Mr Abe returned to power for a rare second term pledging to revive Japan with a radical economic policy - known as "Abenomics" - comprising the "Three Arrows" of drastic monetary easing, fiscal stimulus and a growth strategy that includes structural reforms such as deregulation.

Unveiling his "Third Arrow" in June, Mr Abe promised to "dramatically" expand mixed care in health by increasing the range of treatments included and reducing approval times. On Thursday he reiterated that the change should be a top priority.

Advocates of more radical change want a complete end to the ban.

"The current system is unfair," said Haruo Shimada, president of the Chiba University of Commerce and a former an adviser to then-premier Junichiro Koizumi, a privatisation fan, during his 2001-2006 term. "It's an institutional defect."
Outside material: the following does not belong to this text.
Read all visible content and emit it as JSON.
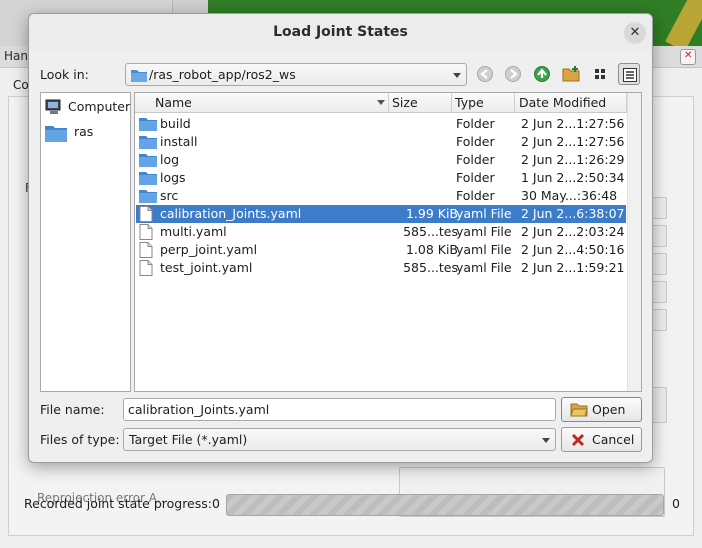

Some even want to deregulate public health insurance and widen the scope for private providers, reducing the burden on public finances already heavily strained by Japan's ageing population and spurring growth of innovative medical treatments.

"The government should abandon 100 percent control over the medical industry, especially insurance," Mr Shimada said.

"Liberalisation of the differential in terms of quality and price would give tremendous growth power for the medical industry."

Doctors at large hospitals that would benefit most from the change also favour a complete end to the ban, pitting them against self-employed physicians operating small clinics.

"The JMA says they are protecting patients' interests, but in fact, it is the patients who are crying," said former surgeon Ryosuke Tsuchiya, a member of the board at the Japanese Foundation for Cancer Research and an expert adviser to Mr Abe's panel on regulatory reform, who wants the ban lifted entirely.

Critics say the doctors' group is trying to protect the interests of its members who won't be able to compete against bigger hospitals offering advanced care in a deregulated system, while health ministry officials want to maintain their control.

"They are protecting their turf, power and influence," Mr Shimada said.

Health ministry officials counter that leaving healthcare to market forces threatens both quality and equal access.

Some outside experts agree that lifting the ban, or even easing it, would be a move towards creating a two-tiered medical insurance system in which expensive, advanced treatments would increasingly be left outside universal coverage.

"Universality of access is the 'holy grail' of healthcare in Japan and they (the JMA and health ministry) don't want to see anything that would fundamentally undermine that commitment to universal access," said one foreign medical industry expert.

Given the tangle of conflicting interests, the outlook for drastic reform is dim. The prime minister already faces a politically fraught decision on whether to implement a planned sales tax rise next year and is pushing controversial changes to Japan's security policies, so may have little political capital to spend on dereulation, those involved in the process said.

Still, with no election set until 2016, the next three years may offer the best chance to push deregulation.

"If we want to promote growth, we need to deregulate where possible since the scope for fiscal measures is limited," said Yuri Okina, a Japan Research Institute economist and member of Mr Abe's regulatory reform panel. "For deregulation, now is our only chance."